When I was a teenager, my mom tried to convince me to become a nurse. As a nurse herself, she told me about the rewards of helping people, the challenges of medicine, and the job opportunities. I politely declined. Blood made me squeamish. So I became a lawyer instead. I wanted 2.5 children, a house in the suburbs, and maybe a dog. I expected to have healthy children. Like many of us, I hoped my life would follow a certain path. But life never goes exactly how we plan it.
Do I wish it had? Not really. And let me tell you why. By the age of thirty-five, I’d had three children in a three-year period—all boys. I had my own business, and I felt like I was only a few lanes off of my original map for my life. But that would all soon change. When my youngest son was two years old, he was diagnosed with a rare genetic condition called Hunter syndrome, or mucopolysaccharidosis type II. It’s a long name for a terrible disease. The average life span is in the teens, after a child has slowly lost their mental and physical abilities.
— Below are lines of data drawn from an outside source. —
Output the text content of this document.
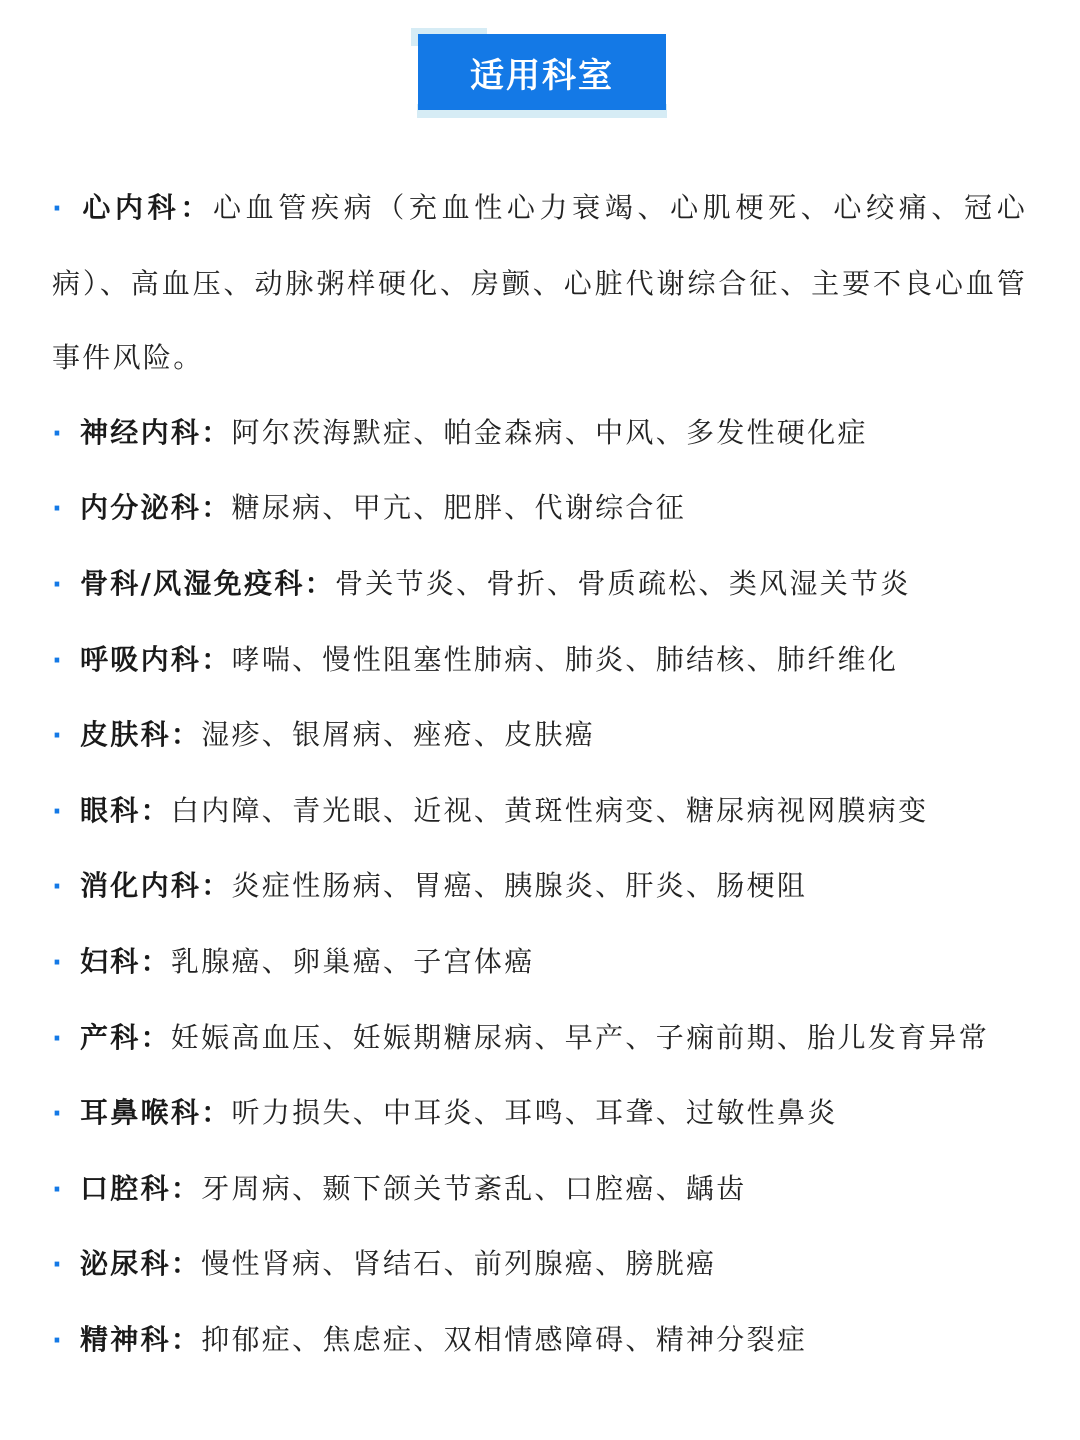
适用科室
· 心内科：心血管疾病（充血性心力衰竭、心肌梗死、心绞痛、冠心病）、高血压、动脉粥样硬化、房颤、心脏代谢综合征、主要不良心血管事件风险。
· 神经内科：阿尔茨海默症、帕金森病、中风、多发性硬化症
· 内分泌科：糖尿病、甲亢、肥胖、代谢综合征
· 骨科/风湿免疫科：骨关节炎、骨折、骨质疏松、类风湿关节炎
· 呼吸内科：哮喘、慢性阻塞性肺病、肺炎、肺结核、肺纤维化
· 皮肤科：湿疹、银屑病、痤疮、皮肤癌
· 眼科：白内障、青光眼、近视、黄斑性病变、糖尿病视网膜病变
· 消化内科：炎症性肠病、胃癌、胰腺炎、肝炎、肠梗阻
· 妇科：乳腺癌、卵巢癌、子宫体癌
· 产科：妊娠高血压、妊娠期糖尿病、早产、子痫前期、胎儿发育异常
· 耳鼻喉科：听力损失、中耳炎、耳鸣、耳聋、过敏性鼻炎
· 口腔科：牙周病、颞下颌关节紊乱、口腔癌、龋齿
· 泌尿科：慢性肾病、肾结石、前列腺癌、膀胱癌
· 精神科：抑郁症、焦虑症、双相情感障碍、精神分裂症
There is no cure. I grieved intensely for about a year, although there was actually little time to grieve.
My son started seeing medical specialists. He had several surgeries. He started a weekly infusion treatment that involved a full day at the hospital each week. Every Wednesday night, I loaded up my car with toys, electronics, a stack of DVDs, and a wheelchair. I looked into the trunk and checked my list; I always seemed to forget something. Preparing for a day at the hospital involved tangible planning, like packing the car and arranging childcare for my two other kids. It also involved emotional planning. I’d often shed a few tears, because despite all the preparation, it never felt normal to take my child to the hospital. My weary heart anticipated that, in all likelihood, the day would involve more than one needle poke, screaming, and a growing sense of loneliness I rarely shared with anyone. Since my son was only two years old, he adapted for a while. Until he didn’t.
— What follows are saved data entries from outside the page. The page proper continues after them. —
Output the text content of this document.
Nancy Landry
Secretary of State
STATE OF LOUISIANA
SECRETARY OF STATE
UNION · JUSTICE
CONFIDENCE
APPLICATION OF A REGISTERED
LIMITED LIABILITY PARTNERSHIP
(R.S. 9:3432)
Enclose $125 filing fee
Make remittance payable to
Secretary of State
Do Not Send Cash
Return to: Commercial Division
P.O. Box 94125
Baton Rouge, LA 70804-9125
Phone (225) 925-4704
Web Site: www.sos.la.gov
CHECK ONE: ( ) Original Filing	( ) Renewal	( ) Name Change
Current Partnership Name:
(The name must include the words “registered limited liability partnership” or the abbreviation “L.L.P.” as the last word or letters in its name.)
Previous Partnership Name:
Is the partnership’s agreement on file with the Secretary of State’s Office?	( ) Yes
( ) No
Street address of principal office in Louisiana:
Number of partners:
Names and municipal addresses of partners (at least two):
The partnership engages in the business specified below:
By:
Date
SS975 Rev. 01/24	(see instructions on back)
I still remember the particular infusion visit where his veins collapsed three times. My son lost it. Kicking and screaming, it took an entire medical team to finish the infusion and get through the day. That one disastrous visit turned into two. Two turned into three. Appointments became all about how to manage his extreme feelings and reactions to everything the medical team was trying to do—things that needed to be done in order to treat his condition, things like IVs, anesthesia masks, needle pokes for infusions and blood draws, even blood pressure checks. He refused to let people lift his shirt anymore for regular exams. He kicked and screamed as if he was being tortured. Using the anesthesia mask required five people to hold him down. Weekly needle sticks in his port-a-cath for infusions of his life-sustaining medication required someone to hold his arms and legs. I was exhausted. And I was heartbroken because I wasn’t sure what to do. I didn’t know what had happened to my son. He seemed so . . .traumatized.
At first, I didn’t even know what to call what was happening. A friend mentioned the phrase medical trauma, and after some research, it felt so familiar. I scoured the Internet for more about what was going on with my son. I searched for and called experts. Could anyone help him? Unfortunately for us, there was no one in our area who worked with cognitively impaired children, so I was on my own, with help from child life services at our local hospital. There was no child psychologist on staff. I searched for a book to help me but couldn’t find one. So I took notes. Managing my son’s medical trauma became a part-time job, along with all the medical appointments he had. We accumulated lots of practice medical supplies (check out chapter 19 on desensitization and chapter 20 on medical play).We labeled all his procedures and appointments with short words or phrases he could understand (see chapter 15 on communication). He was given choices. Always.
For many years now, learning and putting into practice how to help my son manage his medical trauma has been a focal point of our journey. At some point, I also had to acknowledge and deal with my own emotions associated with the role I’ve played for many years in his medical care. I put on a happy face and work to make the medical world interesting and fun for him. But it’s often an act. On some days, I pat myself on the back. On other days, I cry in the car. But no matter what, I keep going. My son needs me.
The appointments still come and go. The surgeries, the infusions, the therapies, they’re still with us. But now we face them from a place of knowledge and experience. We also look forward to the joyful moments, putting medical challenges in the context of our entire lives. After reading this book, I hope you can too.